Focal Therapy, AuroLase, Shows Good Safety and Potential Effectiveness in Pilot Clinical Trial

Nanospectra Biosciences’ AuroLase Therapy, a focal therapy for prostate cancer that uses gold-silica nanoparticles, showed a good safety profile and evidence of successfully eliminating the cancer in a pilot clinical trial. Results were published in the journal PNAS, in the study, “Gold nanoshell-localized photothermal ablation of prostate tumors in a clinical pilot device study.” Prostate cancer can be treated by removing the entire prostate, but this causes its own side effects.
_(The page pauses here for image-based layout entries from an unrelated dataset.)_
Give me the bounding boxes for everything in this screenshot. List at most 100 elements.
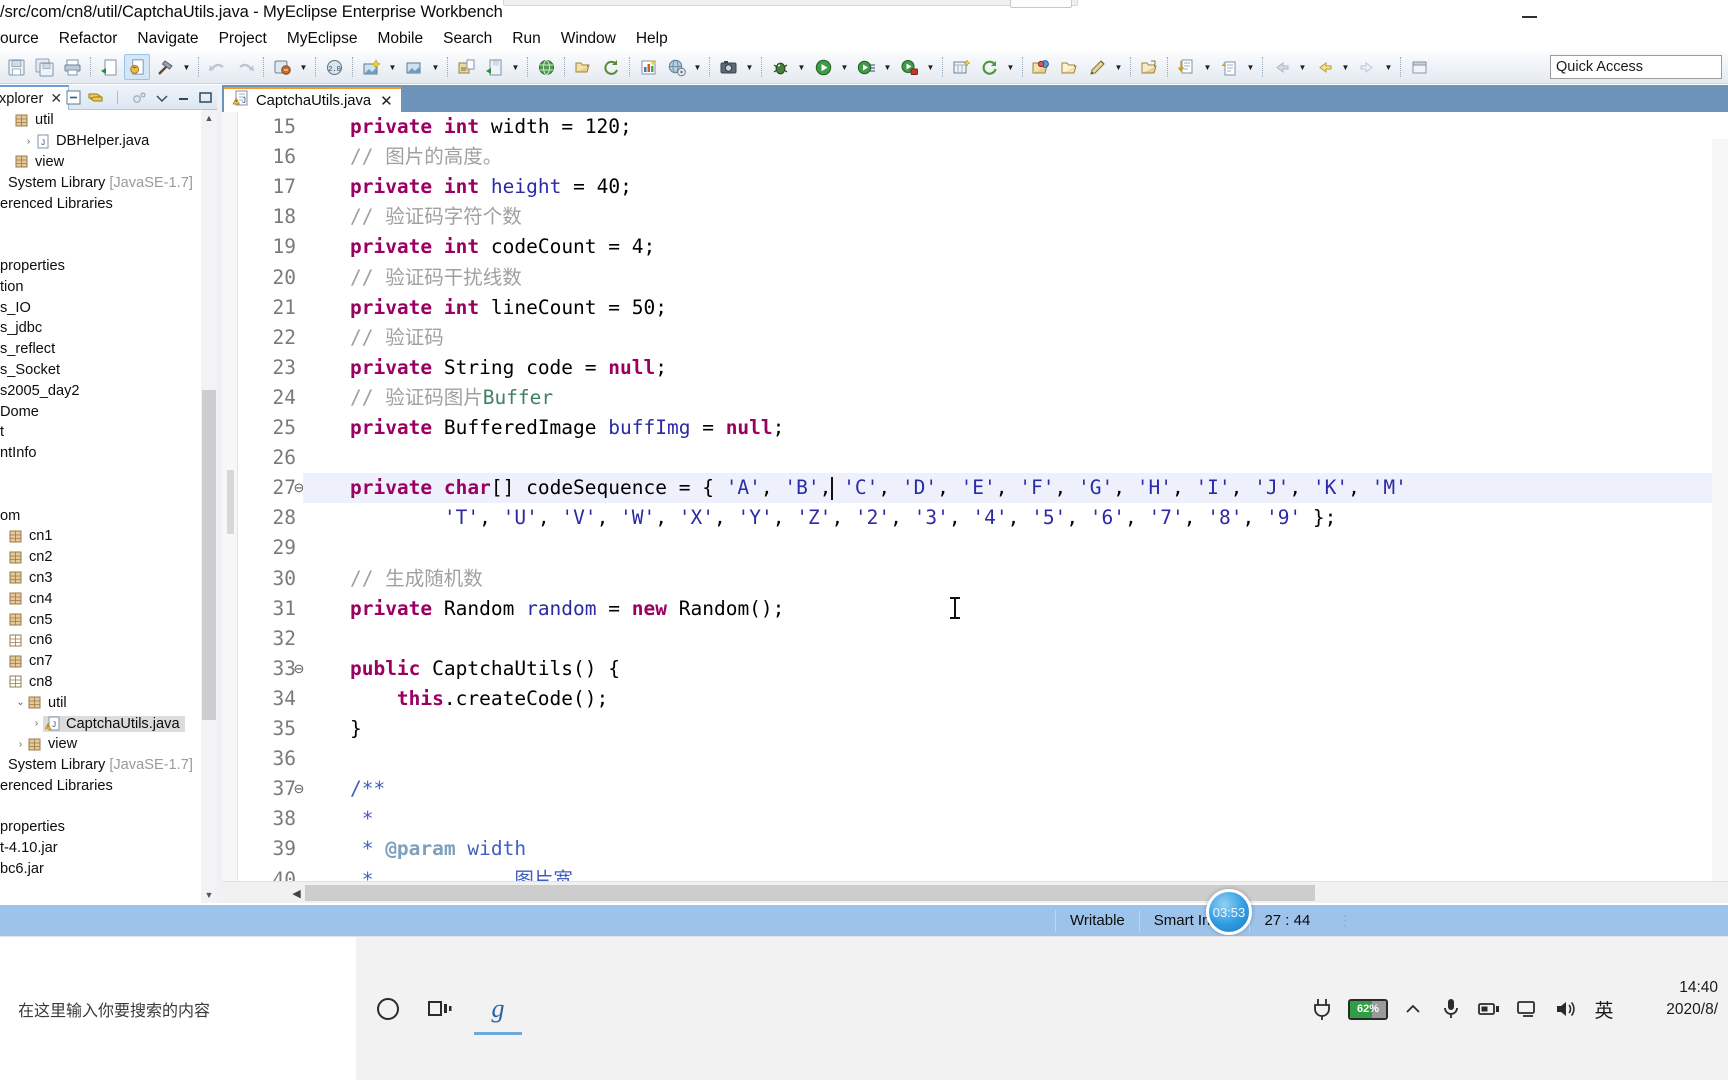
focus-on-active-task-icon[interactable] — [130, 88, 149, 107]
tree-item-s2005-day2[interactable]: s2005_day2 — [0, 380, 217, 401]
volume-icon[interactable] — [1546, 987, 1584, 1031]
open-db-dropdown-arrow-icon[interactable]: ▼ — [429, 54, 442, 80]
open-resource-icon[interactable] — [570, 54, 596, 80]
screen-recorder-bubble[interactable]: 03:53 — [1206, 889, 1252, 935]
debug-dropdown-arrow-icon[interactable]: ▼ — [795, 54, 808, 80]
taskbar-search-input[interactable]: 在这里输入你要搜索的内容 — [0, 937, 356, 1080]
run-server-icon[interactable] — [481, 54, 507, 80]
tree-item-s-jdbc[interactable]: s_jdbc — [0, 318, 217, 339]
tree-item-s-reflect[interactable]: s_reflect — [0, 339, 217, 360]
tree-item-t-4-10-jar[interactable]: t-4.10.jar — [0, 838, 217, 859]
screenshot-icon[interactable] — [715, 54, 741, 80]
tree-item-system-library[interactable]: System Library [JavaSE-1.7] — [0, 755, 217, 776]
new-java-class-icon[interactable] — [124, 54, 150, 80]
deploy-icon[interactable] — [269, 54, 295, 80]
taskbar-clock[interactable]: 14:40 2020/8/ — [1622, 977, 1718, 1021]
editor-body[interactable]: 15 16 17 18 19 20 21 22 23 24 25 26 27 ⊖ 28 29 30 31 32 33 ⊖… — [222, 112, 1728, 881]
open-resource-2-icon[interactable] — [1056, 54, 1082, 80]
menu-item-navigate[interactable]: Navigate — [127, 26, 208, 51]
menu-item-myeclipse[interactable]: MyEclipse — [277, 26, 368, 51]
power-plug-icon[interactable] — [1304, 987, 1342, 1031]
run-icon[interactable] — [810, 54, 836, 80]
tab-captchautils-java[interactable]: J CaptchaUtils.java ✕ — [224, 87, 401, 112]
globe-db-icon[interactable] — [663, 54, 689, 80]
cortana-icon[interactable] — [368, 989, 408, 1029]
package-explorer-tree[interactable]: util › J DBHelper.java view System Library … — [0, 110, 217, 903]
menu-item-search[interactable]: Search — [433, 26, 502, 51]
maximize-view-icon[interactable] — [196, 88, 215, 107]
edit-pencil-icon[interactable] — [1084, 54, 1110, 80]
pin-editor-icon[interactable] — [1406, 54, 1432, 80]
tree-item-erenced-libraries[interactable]: erenced Libraries — [0, 776, 217, 797]
tree-item-dbhelper-java[interactable]: › J DBHelper.java — [0, 131, 217, 152]
previous-annotation-dropdown-arrow-icon[interactable]: ▼ — [1201, 54, 1214, 80]
marker-bar[interactable] — [222, 112, 238, 881]
view-menu-icon[interactable] — [152, 88, 171, 107]
expand-twisty-icon[interactable]: › — [30, 718, 43, 729]
tree-item-captchautils-java[interactable]: › J CaptchaUtils.java — [0, 713, 217, 734]
expand-twisty-icon[interactable]: › — [22, 136, 35, 147]
tree-item-cn4[interactable]: cn4 — [0, 588, 217, 609]
tree-item-cn8[interactable]: cn8 — [0, 672, 217, 693]
editor-vertical-scrollbar[interactable] — [1712, 139, 1728, 881]
run-configurations-icon[interactable] — [896, 54, 922, 80]
tree-item-s-socket[interactable]: s_Socket — [0, 360, 217, 381]
tree-item-cn3[interactable]: cn3 — [0, 568, 217, 589]
globe-db-dropdown-arrow-icon[interactable]: ▼ — [691, 54, 704, 80]
tree-item-view[interactable]: › view — [0, 734, 217, 755]
collapse-all-icon[interactable] — [64, 88, 83, 107]
new-db-wizard-icon[interactable] — [358, 54, 384, 80]
menu-item-help[interactable]: Help — [626, 26, 678, 51]
package-explorer-scrollbar[interactable]: ▲ ▼ — [201, 110, 217, 903]
tree-item-system-library[interactable]: System Library [JavaSE-1.7] — [0, 172, 217, 193]
sync-dropdown-arrow-icon[interactable]: ▼ — [1004, 54, 1017, 80]
tree-item-t[interactable]: t — [0, 422, 217, 443]
menu-item-project[interactable]: Project — [209, 26, 277, 51]
quick-access-input[interactable]: Quick Access — [1550, 55, 1722, 79]
import-project-icon[interactable] — [453, 54, 479, 80]
menu-item-run[interactable]: Run — [502, 26, 550, 51]
tree-item-util[interactable]: ⌄ util — [0, 692, 217, 713]
tree-item-dome[interactable]: Dome — [0, 401, 217, 422]
open-db-icon[interactable] — [401, 54, 427, 80]
scroll-down-icon[interactable]: ▼ — [201, 887, 217, 903]
task-view-icon[interactable] — [420, 989, 460, 1029]
tree-item-cn1[interactable]: cn1 — [0, 526, 217, 547]
tree-item-om[interactable]: om — [0, 505, 217, 526]
code-text-area[interactable]: private int width = 120; // 图片的高度。 priva… — [303, 112, 1712, 881]
menu-item-window[interactable]: Window — [551, 26, 626, 51]
tree-item-properties[interactable]: properties — [0, 256, 217, 277]
tree-item-util[interactable]: util — [0, 110, 217, 131]
minimize-view-icon[interactable] — [174, 88, 193, 107]
hscrollbar-thumb[interactable] — [305, 885, 1315, 901]
run-server-dropdown-arrow-icon[interactable]: ▼ — [509, 54, 522, 80]
save-all-icon[interactable] — [31, 54, 57, 80]
close-icon[interactable]: ✕ — [380, 92, 393, 110]
new-java-file-icon[interactable] — [96, 54, 122, 80]
tree-item-tion[interactable]: tion — [0, 276, 217, 297]
report-icon[interactable] — [635, 54, 661, 80]
debug-icon[interactable] — [767, 54, 793, 80]
screenshot-dropdown-arrow-icon[interactable]: ▼ — [743, 54, 756, 80]
sync-icon[interactable] — [976, 54, 1002, 80]
print-icon[interactable] — [59, 54, 85, 80]
scrollbar-thumb[interactable] — [202, 390, 216, 720]
open-type-icon[interactable] — [1028, 54, 1054, 80]
open-task-icon[interactable] — [1136, 54, 1162, 80]
save-icon[interactable] — [3, 54, 29, 80]
new-db-dropdown-arrow-icon[interactable]: ▼ — [386, 54, 399, 80]
tree-item-view[interactable]: view — [0, 152, 217, 173]
build-dropdown-arrow-icon[interactable]: ▼ — [180, 54, 193, 80]
menu-item-refactor[interactable]: Refactor — [49, 26, 128, 51]
network-status-icon[interactable] — [1470, 987, 1508, 1031]
run-dropdown-arrow-icon[interactable]: ▼ — [838, 54, 851, 80]
minimize-button[interactable] — [1506, 0, 1552, 26]
ime-indicator[interactable]: 英 — [1584, 987, 1624, 1031]
build-hammer-icon[interactable] — [152, 54, 178, 80]
taskbar-app-myeclipse[interactable]: g — [474, 983, 522, 1035]
battery-indicator[interactable]: 62% — [1342, 987, 1394, 1031]
forward-dropdown-arrow-icon[interactable]: ▼ — [1382, 54, 1395, 80]
tree-item-bc6-jar[interactable]: bc6.jar — [0, 859, 217, 880]
run-config-dropdown-arrow-icon[interactable]: ▼ — [924, 54, 937, 80]
back-dropdown-arrow-icon[interactable]: ▼ — [1339, 54, 1352, 80]
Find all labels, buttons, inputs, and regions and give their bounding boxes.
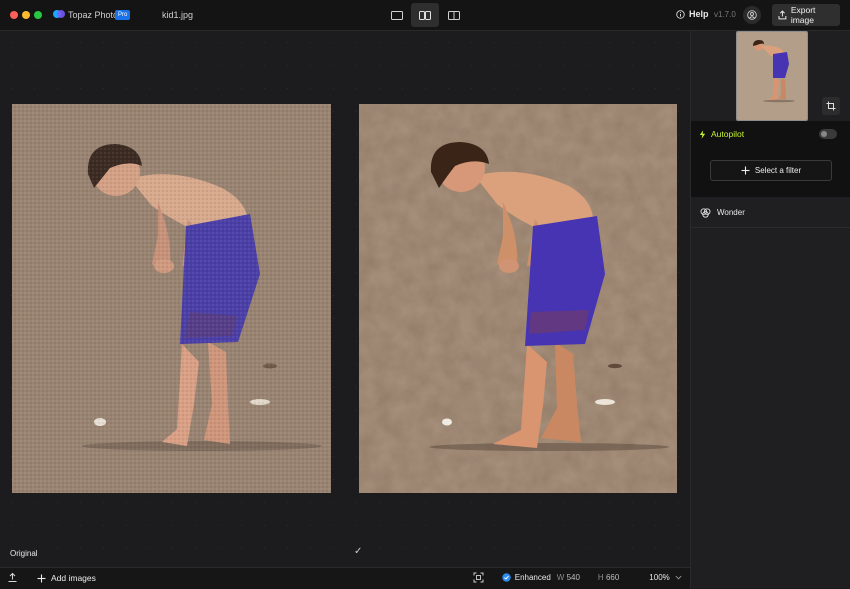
user-icon	[747, 10, 757, 20]
help-label: Help	[689, 9, 709, 19]
upload-button[interactable]	[7, 572, 18, 585]
right-sidebar: Autopilot Select a filter Wonder	[690, 31, 850, 588]
original-image[interactable]	[12, 104, 331, 493]
enhanced-image[interactable]	[359, 104, 677, 493]
single-view-icon	[391, 10, 403, 20]
image-canvas[interactable]	[0, 31, 690, 566]
pro-badge: Pro	[115, 10, 131, 20]
minimize-window-button[interactable]	[22, 11, 30, 19]
app-name: Topaz Photo	[68, 10, 119, 20]
wonder-label: Wonder	[717, 208, 745, 217]
app-version: v1.7.0	[714, 10, 736, 19]
wonder-icon	[700, 207, 711, 218]
app-logo-icon	[53, 10, 65, 19]
open-file-tab[interactable]: kid1.jpg	[162, 10, 193, 20]
original-label: Original	[10, 549, 38, 558]
wonder-filter-item[interactable]: Wonder	[691, 198, 850, 228]
export-icon	[778, 10, 787, 20]
image-width: W 540	[556, 573, 580, 582]
plus-icon	[37, 574, 46, 582]
autopilot-header: Autopilot	[699, 129, 744, 139]
autopilot-label: Autopilot	[711, 129, 745, 139]
side-by-side-view-button[interactable]	[411, 3, 439, 27]
autopilot-panel: Autopilot Select a filter	[691, 121, 850, 197]
export-label: Export image	[790, 5, 816, 25]
enhanced-status[interactable]: Enhanced	[502, 573, 551, 582]
chevron-down-icon	[675, 575, 682, 580]
plus-icon	[741, 166, 750, 175]
autopilot-toggle[interactable]	[819, 129, 837, 139]
check-circle-icon	[502, 573, 511, 582]
side-by-side-icon	[419, 10, 431, 20]
image-info: Enhanced W 540 H 660 100%	[473, 572, 682, 583]
crop-icon	[826, 101, 836, 111]
split-view-button[interactable]	[440, 3, 468, 27]
account-button[interactable]	[743, 6, 761, 24]
split-view-icon	[448, 10, 460, 20]
image-height: H 660	[597, 573, 620, 582]
export-image-button[interactable]: Export image	[772, 4, 840, 26]
select-filter-label: Select a filter	[754, 166, 802, 175]
lightning-icon	[699, 129, 706, 139]
crop-button[interactable]	[822, 97, 840, 115]
image-thumbnail[interactable]	[736, 31, 808, 121]
zoom-select[interactable]: 100%	[649, 573, 682, 582]
title-bar: Topaz Photo Pro kid1.jpg Help v1.7.0 Exp…	[0, 0, 850, 31]
single-view-button[interactable]	[383, 3, 411, 27]
select-filter-button[interactable]: Select a filter	[710, 160, 832, 181]
maximize-window-button[interactable]	[34, 11, 42, 19]
add-images-label: Add images	[51, 573, 96, 583]
upload-icon	[8, 572, 17, 582]
bottom-toolbar: Add images Enhanced W 540 H 660 100%	[0, 567, 690, 589]
compare-check-icon[interactable]: ✓	[354, 546, 362, 557]
add-images-button[interactable]: Add images	[37, 573, 96, 583]
info-icon	[676, 9, 685, 19]
fit-screen-icon[interactable]	[473, 572, 484, 583]
help-button[interactable]: Help	[676, 9, 709, 19]
close-window-button[interactable]	[10, 11, 18, 19]
enhanced-label: Enhanced	[514, 573, 551, 582]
A focus is on therapies that can more specifically kill cancer cells, but leave healthy prostate tissue intact. AuroLase aims to do this using nanoparticles called AuroShells — small spheres of silica glass wrapped in a thin layer of gold – and lasers. The gold nanoparticles are small enough to cross the tumor’s leaky vasculature, but not vessels in healthy tissue, which makes them specific to tumor sites. Once AuroShells accumulate in the tumor, clinicians can hit these cancerous areas with a laser (a beam of near-infared light), which is harmless and passes through body tissue without having any effect. But when it hits the nanoparticles, they heat up, effectively burning away the cancer inside the body. Because the laser can be directed precisely, this technique is not expected to damage healthy prostate tissue or other nearby structures, which could be injured by a more radical treatment such as surgery.